The others could not keep their eyes off his offensive nakedness, the face of starvation. Skin, nails, and hair.

Slow as a cold reptile, the tall man put it all back on.

A web of forked lightning illuminated the twilight.

‘And that one over there’ — the man from Ashkhabad pointed to where the black man had built his nest — ‘has been stuffing himself and laughing at us the whole goddamn time.’

This was an unbearable thought, an insult to their desperate hunger.

‘Has he got grub or not?’ Vitaly asked the tall man.

‘I didn’t see any.’

‘He gave you something to eat, didn’t he? That means he’s got grub, doesn’t it?’

‘Maybe, yeah, I guess.’ The tall man flapped his arms wildly now. ‘How should I know!’

The man from Ashkhabad rose to his feet, and he and Vitaly walked over to the Ethiopian’s camp. The others followed. They approached him cautiously, fearful of the power they had created in their minds.

‘Hey, Africa,’ Vitaly said, kicking at the prone form. The tarp moved, and the black man stuck his head out.

‘Food!’ Vitaly said. He raised his hand to his mouth.

The black man laughed nervously.

‘You’ve got food there,’ Vitaly said. He kicked at him again.

The black man crawled out from under the tarp and backed away from them.

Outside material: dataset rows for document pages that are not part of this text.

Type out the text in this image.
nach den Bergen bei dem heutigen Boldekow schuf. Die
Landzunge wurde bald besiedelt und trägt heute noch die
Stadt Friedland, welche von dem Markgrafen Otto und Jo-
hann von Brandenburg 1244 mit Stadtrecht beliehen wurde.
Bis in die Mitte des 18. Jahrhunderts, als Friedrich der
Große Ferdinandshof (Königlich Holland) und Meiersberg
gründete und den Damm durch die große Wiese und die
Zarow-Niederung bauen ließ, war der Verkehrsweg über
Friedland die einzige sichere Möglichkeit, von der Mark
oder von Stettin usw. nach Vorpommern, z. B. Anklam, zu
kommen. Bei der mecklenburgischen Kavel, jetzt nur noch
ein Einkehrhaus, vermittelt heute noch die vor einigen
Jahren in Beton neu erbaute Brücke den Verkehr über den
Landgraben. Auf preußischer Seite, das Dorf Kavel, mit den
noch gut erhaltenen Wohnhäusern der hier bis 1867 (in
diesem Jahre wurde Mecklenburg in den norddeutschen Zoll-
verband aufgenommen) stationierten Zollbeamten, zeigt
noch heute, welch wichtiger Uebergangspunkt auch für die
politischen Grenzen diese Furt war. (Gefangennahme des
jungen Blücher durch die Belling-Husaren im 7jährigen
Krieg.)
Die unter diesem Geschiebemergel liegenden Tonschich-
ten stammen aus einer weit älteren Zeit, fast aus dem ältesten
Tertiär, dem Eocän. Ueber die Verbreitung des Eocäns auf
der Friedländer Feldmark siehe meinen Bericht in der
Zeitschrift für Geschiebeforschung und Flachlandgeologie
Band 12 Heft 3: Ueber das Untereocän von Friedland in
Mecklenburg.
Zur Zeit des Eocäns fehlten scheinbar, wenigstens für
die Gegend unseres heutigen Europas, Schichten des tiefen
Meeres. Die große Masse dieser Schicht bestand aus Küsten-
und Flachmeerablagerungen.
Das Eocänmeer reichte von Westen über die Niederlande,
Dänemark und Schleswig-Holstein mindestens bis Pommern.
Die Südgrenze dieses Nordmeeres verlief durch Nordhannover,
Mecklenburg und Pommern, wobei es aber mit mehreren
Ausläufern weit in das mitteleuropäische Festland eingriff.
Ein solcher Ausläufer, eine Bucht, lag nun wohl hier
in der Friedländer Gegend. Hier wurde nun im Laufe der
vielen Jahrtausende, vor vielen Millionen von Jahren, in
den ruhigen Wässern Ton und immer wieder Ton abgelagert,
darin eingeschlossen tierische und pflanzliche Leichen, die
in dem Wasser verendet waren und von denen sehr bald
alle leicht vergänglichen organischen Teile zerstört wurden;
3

They dumped the contents of his satchel on the wet ground and lifted the plastic to see if anything was hidden there. Uncomprehendingly, the black man watched as they rummaged through his possessions — the empty can, a Bible they couldn’t read (they saw the silver cross on the cover), a roll of newspapers, his empty lighters, and his jingling collection of tin bottle caps. They had counted on finding a secret food stash, and now they looked in disbelief at his paltry possessions. They kicked apart the ring of grass, but found nothing. The Ethiopian looked at the tall man — a look that asked for help, a mitigating word to break the tension — but the tall man averted his eyes. Dark pillars, dripping with rain, they looked in silence at the African. They turned and went back to their places.